The results of the present study revealed that no statistical significance of the TA could be determined for the deviation parameters when comparing the control group DOC with the two test groups TEC and OFC. Only the 3D offset at implant base revealed a statistical significance (p = 0.009) between the test groups TEC and OFC. The results of the present in vitro study also showed that experience has no influence with regard to the TA. Comparing with similar in vitro studies it comes to light that the TA measured in this present study is comparable in terms of magnitude and shows within several parameters even higher accuracy [8, 10, 11, 14, 26, 33, 34].

The fact that even the operators without any expertise and experience in dental implant placement achieved acceptable results regarding TA can be explained by the use of technical guidance through demonstrating a training video. In this case the use of such an animated video tutorial, which demonstrates the complex process steps of the static navigation system, seems to be a proven training tool even for people outside the field or inexperienced operators. At this point, further investigation is recommended, especially on the part of the responsible manufacturers and providers of static navigation systems. Providing the instruction as an animated video tutorial could guide the experienced but also inexperienced surgeon before and during intra-operative use and could provide additional safety.

Observed complications

Axial deviations can be caused by different reasons. Firstly, it was observed that the surgical template could tilt and rotate during use, which can lead to a deviating angle and thus negatively influence the TA. This phenomenon was observed in all of the three groups during the operator trials performed. On the other hand, the phenomenon of fit tolerances between the sleeves and drill handles discussed by Cassetta et al. (2015) can significantly influence the TA [35]. Significantly larger angular deviations of the implant axis were found for the inserted implants in the free-end situation compared to the inter-dental gap situation. The difference was statistically significant in all three groups of operators (p˂0.05). This significantly different TA can be explained by the intrinsic mobility and especially caused by the extension of the drill template. Whereas the drill template could be supported mesially and distally by teeth in the inter-dental gap situation in region 15, the drill template tended to descend distally in the unilateral free-end situation in region 26. This confirms the results of Toyoshima et al. (2015) and Naziri et al. (2016) that extensive unsupported drill templates in free-end situations may tilt apically and thus have an influence on the TA [36, 37] (Fig. 6).

Fig. 6
figure 6

- A: The template does not rest basally in the distal area of the free-end situation. B: Representation of the rotation axis (a) and lever with force (b). C: The template in correct position leads to a correct implant position (blue implant). D: Force ‘F’ exerted on the template results in tilting effect. As a result, the template is no longer seated in the correct position, which leads to a deviated implant position (red implant)

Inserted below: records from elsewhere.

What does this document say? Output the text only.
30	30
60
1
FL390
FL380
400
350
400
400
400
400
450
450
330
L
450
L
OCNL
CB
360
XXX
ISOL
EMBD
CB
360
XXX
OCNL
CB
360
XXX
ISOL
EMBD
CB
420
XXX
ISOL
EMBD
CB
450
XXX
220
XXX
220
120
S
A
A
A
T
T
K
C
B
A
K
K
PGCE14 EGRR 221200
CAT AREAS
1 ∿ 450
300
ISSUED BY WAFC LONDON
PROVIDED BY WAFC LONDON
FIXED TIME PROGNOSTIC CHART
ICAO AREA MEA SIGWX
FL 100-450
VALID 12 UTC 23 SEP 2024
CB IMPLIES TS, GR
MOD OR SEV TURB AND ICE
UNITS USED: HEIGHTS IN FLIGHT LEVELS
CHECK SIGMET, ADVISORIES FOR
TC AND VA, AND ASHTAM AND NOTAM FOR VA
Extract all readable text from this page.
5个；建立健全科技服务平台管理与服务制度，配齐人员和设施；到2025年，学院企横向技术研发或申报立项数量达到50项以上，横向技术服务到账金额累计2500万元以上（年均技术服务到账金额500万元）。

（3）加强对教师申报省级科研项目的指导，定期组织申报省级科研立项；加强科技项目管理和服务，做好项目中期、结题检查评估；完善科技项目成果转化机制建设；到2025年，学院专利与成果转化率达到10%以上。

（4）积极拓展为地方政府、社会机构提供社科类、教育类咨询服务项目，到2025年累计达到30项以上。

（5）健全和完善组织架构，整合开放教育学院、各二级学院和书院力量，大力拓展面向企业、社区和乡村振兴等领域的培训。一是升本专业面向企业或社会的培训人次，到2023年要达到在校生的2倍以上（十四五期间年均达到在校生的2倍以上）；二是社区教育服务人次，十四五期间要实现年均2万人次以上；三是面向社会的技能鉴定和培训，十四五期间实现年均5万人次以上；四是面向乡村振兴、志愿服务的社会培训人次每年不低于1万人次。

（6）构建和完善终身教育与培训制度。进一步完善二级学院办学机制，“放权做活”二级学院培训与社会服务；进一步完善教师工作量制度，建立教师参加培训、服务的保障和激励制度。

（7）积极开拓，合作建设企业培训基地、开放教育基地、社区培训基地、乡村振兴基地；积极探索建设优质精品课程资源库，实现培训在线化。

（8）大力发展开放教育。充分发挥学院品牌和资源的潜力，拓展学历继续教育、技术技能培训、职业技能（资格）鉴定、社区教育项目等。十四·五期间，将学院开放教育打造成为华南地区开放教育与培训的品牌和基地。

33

The mechanism of tilting can be counteracted by actively holding the template in the correct position during use, e.g. by applying finger pressure to the tooth-supported area. However, this method requires a certain level of expertise and practical experience on the part of the user. Due to the experience level it was assumed that the group DOC would achieve a higher TA on these parameters than the test groups. However, this assumption could not be confirmed by the results.

Conclusion

The present in vitro results showed no statistically significant differences between the control group DOC and the test groups TEC and OFC regarding transfer accuracy at all four deviation parameters investigated (p˃0.05).

In the present in vitro study, clinical expertise and practical experience had no significant effect on transfer accuracy.

However, it is important to emphasize that the present results were obtained in a highly controlled in vitro experimental set up investigating only single procedures of a specific guided surgery workflow and therefore the clinical relevance needs to be critically discussed.